Os sistemas autoritários nunca são estáticos, e a República Islâmica do Irã, desde sua fundação, em 1979, sempre alternou entre momentos de extrema violência (1981-87) e tentativas reformistas (1997-2000).
A recente chegada ao poder de Ebrahim Raisi, um ultraconservador que esteve diretamente envolvido na execução de 5.000 prisioneiros políticos em 1988, é o prenúncio de uma nova era de fechamento do regime. Essa tragédia é imputável à política externa dos Estados Unidos sob Donald Trump.
Em 2018, Trump suspendeu a participação dos EUA no Plano de Ação Conjunto Global, o sofisticado acordo assinado em 2015 para o controle da indústria nuclear iraniana que combinava multilateralismo e ciência, e o substituiu por um regime medieval de sanções internacionais que ignora as recomendações de boas práticas mais elementares, como as exceções humanitárias.
A mudança de orientação agravou dramaticamente a situação no Irã, que enfrenta dificuldades até para importar remédios e vacinas contra a Covid, e conferiu nova legitimidade ao projeto de poder da república islâmica, muito abalado pelo Movimento Verde, a contestação social que paralisou o país em 2009.
A regressão política no Irã revela os limites da estratégia de sanções, o principal instrumento de regulação internacional desde o colapso da União Soviética. Esse modelo tem como premissa o enfraquecimento em negociações dos governos visados a partir do isolamento. Trata-se de uma fantasia.
Teerã tem resistido às pressões norte-americanas por meio de uma diplomacia alternativa que tem a América Latina como pedra angular. Num movimento que se acelerou depois da pandemia, o Irã vem desenvolvendo uma parceria estratégica com a Venezuela, a quem assiste na retomada da decrépita indústria petrolífera em troca de petróleo não refinado e ouro.

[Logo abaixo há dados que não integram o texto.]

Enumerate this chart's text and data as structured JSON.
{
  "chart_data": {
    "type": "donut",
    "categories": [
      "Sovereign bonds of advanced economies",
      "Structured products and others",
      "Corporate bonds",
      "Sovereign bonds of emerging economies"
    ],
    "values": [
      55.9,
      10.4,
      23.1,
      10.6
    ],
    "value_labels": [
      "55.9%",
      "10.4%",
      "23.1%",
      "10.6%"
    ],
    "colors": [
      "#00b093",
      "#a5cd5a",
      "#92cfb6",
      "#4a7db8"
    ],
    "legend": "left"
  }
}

Todo esse movimento é alimentado pela China, que ignora alegremente as restrições comerciais e importa desses países cerca de um milhão de barris por dia. Esse comércio triangular, sustentado por rotas marítimas dissimuladas e redes financeiras alternativas, é tão próspero que o Irã até se dá ao luxo de assumir riscos frente aos Estados Unidos. No começo de junho, um navio de guerra iraniano a caminho do Caribe só desviou para África depois que Washington ameaçou tomar “medidas apropriadas”.
A política de sanções contra o Irã e a Venezuela serviu apenas para garantir a sobrevida dos dois regimes e consolidar a existência de duas ordens internacionais, uma dominada pela China e outra pelos EUA.
Em breve, toda essa discussão vai reverberar no debate doméstico brasileiro. Quando Bolsonaro voltar a usar a Venezuela como espantalho na campanha eleitoral, a oposição precisará ter uma resposta à altura do desafio. Ela passa por reconhecer a urgência de uma transição democrática em Caracas mas também por denunciar a falência do sistema de sanções, apontando uma alternativa.
Para o Brasil, o regresso de um modelo de governança global baseado no multilateralismo não é apenas a única forma de sair do ostracismo em que se encontra. É também a única solução para evitar uma nova e indesejada Guerra Fria na América Latina.